Bir hayvanı gözümüzün önünde ateşe atsalar, vicdanı olan, buna tahammül edemez. Hâl böyleyken bazıları kendi evladını, kendi hanımını, hattâ bizzat kendini, ateşe nasıl atar? Çok yazık! Bu hayat, bir gün biter. Sonunda hepimizi kefene koyacaklar. Artık ondan sonra, kimseden fayda beklenmez. O fırsat artık geçti. Ne mutlu imanla ölene!
Tabiînin büyüklerinden Ömer bin Abdülaziz hazretleri, adalet timsaliydi. Çoban bir gün, kurdun sürüye saldırdığını görünce, (Halife Ömer bin Abdülaziz öldü) der. Nereden bildiği sorulunca, (O hayattayken onun korkusundan kurtlar sürüme saldıramazdı) cevabını verir. İşte bu zat buyuruyor ki:
(Ölüp de beni mezara koyunca, başımın üstünde bir baca yapın, başım gözüksün içinden. Beni kıbleye karşı yatırın. Bir gün sonra bacadan bakın! Eğer başım kıbleden başka yöne dönmüşse, bütün dostlara, “Ömer bin Abdülaziz imansız gitti” dersiniz. Artık onlar ağlasalar, üzülseler de faydasız. Eğer yüzüm dönmemişse, mezarı örtün, “Sevinin ey dostlar, Ömer bin Abdülaziz de imanını kurtardı” dersiniz. Çünkü, 44 kişiyi elimle gömdüm. Dördü hariç, hepsi öbür tarafa döndü.)
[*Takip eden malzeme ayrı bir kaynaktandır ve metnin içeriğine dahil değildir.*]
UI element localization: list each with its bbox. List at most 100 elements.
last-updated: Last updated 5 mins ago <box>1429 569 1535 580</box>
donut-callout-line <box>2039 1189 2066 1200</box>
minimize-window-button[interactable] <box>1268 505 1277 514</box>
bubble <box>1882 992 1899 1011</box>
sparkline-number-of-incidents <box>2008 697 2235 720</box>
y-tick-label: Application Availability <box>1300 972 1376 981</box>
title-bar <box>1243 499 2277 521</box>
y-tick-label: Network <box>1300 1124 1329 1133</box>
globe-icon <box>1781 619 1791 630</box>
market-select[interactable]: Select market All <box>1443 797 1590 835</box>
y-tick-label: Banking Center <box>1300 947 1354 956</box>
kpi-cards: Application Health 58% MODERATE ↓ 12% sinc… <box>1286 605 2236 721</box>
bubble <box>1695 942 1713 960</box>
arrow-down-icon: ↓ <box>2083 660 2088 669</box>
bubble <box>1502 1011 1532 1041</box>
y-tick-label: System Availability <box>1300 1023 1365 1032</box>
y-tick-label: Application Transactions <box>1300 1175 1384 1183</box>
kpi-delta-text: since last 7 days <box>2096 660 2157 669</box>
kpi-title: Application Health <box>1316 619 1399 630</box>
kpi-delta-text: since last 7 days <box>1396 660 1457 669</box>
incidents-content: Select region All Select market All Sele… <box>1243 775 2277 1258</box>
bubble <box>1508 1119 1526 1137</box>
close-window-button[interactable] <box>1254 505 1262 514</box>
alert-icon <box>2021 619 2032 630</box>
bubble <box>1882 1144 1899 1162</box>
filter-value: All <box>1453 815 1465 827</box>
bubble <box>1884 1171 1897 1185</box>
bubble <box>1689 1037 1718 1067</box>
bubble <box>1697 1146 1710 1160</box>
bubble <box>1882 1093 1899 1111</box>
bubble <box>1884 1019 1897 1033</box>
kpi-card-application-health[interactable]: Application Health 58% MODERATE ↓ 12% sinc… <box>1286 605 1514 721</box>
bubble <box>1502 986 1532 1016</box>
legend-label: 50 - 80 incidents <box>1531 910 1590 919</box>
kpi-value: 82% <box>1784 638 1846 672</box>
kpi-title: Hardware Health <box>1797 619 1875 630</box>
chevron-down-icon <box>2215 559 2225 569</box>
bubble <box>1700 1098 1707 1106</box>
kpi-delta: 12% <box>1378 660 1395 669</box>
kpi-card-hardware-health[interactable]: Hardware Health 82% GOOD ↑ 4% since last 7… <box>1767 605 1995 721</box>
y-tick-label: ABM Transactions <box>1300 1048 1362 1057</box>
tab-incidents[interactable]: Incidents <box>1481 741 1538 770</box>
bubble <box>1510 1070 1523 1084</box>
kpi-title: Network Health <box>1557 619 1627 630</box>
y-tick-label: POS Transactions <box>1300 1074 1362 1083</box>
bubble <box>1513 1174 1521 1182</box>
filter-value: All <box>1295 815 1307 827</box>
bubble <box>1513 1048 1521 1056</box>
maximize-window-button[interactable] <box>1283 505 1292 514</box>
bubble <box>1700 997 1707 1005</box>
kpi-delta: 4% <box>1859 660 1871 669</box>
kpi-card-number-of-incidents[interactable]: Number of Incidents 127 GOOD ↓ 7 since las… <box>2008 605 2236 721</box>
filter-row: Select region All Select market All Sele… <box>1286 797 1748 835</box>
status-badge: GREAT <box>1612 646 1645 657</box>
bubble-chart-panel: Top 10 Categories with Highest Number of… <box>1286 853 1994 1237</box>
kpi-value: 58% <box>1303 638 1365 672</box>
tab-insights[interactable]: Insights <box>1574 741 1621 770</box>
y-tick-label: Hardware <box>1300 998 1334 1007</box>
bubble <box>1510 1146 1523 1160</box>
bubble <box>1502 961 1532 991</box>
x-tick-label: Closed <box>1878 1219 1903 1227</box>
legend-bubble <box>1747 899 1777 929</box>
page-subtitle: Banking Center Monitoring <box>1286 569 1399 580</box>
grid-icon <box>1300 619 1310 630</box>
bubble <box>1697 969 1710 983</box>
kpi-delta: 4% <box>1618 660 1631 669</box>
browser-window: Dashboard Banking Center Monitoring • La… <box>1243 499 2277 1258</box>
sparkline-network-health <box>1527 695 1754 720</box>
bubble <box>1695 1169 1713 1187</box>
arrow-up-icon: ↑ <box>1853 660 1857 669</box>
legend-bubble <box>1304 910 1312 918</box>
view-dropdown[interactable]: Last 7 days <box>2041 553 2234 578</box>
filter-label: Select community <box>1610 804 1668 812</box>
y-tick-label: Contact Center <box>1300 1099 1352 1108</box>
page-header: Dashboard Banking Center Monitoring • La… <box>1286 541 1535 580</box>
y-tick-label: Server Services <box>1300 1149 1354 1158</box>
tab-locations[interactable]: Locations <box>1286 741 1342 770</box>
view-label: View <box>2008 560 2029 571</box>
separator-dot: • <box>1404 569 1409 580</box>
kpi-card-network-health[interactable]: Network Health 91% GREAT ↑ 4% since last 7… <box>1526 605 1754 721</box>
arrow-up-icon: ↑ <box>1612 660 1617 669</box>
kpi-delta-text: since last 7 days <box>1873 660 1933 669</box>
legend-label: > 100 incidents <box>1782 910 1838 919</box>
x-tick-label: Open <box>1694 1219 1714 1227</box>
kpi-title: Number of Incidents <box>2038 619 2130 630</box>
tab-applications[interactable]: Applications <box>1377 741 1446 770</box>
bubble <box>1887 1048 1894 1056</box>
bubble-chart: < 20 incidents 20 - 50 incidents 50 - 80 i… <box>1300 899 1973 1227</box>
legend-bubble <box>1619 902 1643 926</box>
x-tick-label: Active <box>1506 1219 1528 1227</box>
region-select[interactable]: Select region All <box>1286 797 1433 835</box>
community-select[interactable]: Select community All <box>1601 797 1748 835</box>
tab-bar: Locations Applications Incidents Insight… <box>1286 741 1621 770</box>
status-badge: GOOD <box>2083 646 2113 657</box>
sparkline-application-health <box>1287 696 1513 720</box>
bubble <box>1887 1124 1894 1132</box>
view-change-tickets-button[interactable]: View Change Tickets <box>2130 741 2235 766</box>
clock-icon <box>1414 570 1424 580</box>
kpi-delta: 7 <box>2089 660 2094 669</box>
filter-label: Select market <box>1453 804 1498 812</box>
İman, müminle ateş arasında büyük bir duvar gibidir. Mümini ateşten korur. İmanı olmayan kurumuş demektir. Kurumuş ağaç, ancak yakılır.
Ebedî yani sonsuz ne demek iyi düşünmeli. İmam-ı Gazali hazretleri buyuruyor ki:
(Cehennemde ebedî kalacak olanlara, faraza, “Siz dünyadaki göl ve denizlerdeki damlalar adedince, çöldeki kum taneleri sayısınca yandıktan sonra çıkacaksınız" denilseydi, sonunda kurtulacağız diye o kadar sevinirlerdi ki, sanki nasıl yandıklarını anlayamazlardı. Bütün dünya, bütün gökyüzü, buğdayla dolu olsa, bir serçeye, “Her yıl bir tane yiyeceksin” deseler, o buğdaylar biter, sonsuzun yanında hesabı bile olmaz.)
İşte bu sonsuz azabı düşünerek imanı korumaya çalışmalı.
Vefat eden evliya bir zata, rüyada (Dünyaya geri gelmek ister misin?) diye sorulunca, (Dünyanın tamamını hesap sorulmamak şartıyla verseler de istemem. Sadece, kapı kapı dolaşıp ölüm ve kabir hâllerini anlatmak için isterim) buyurur.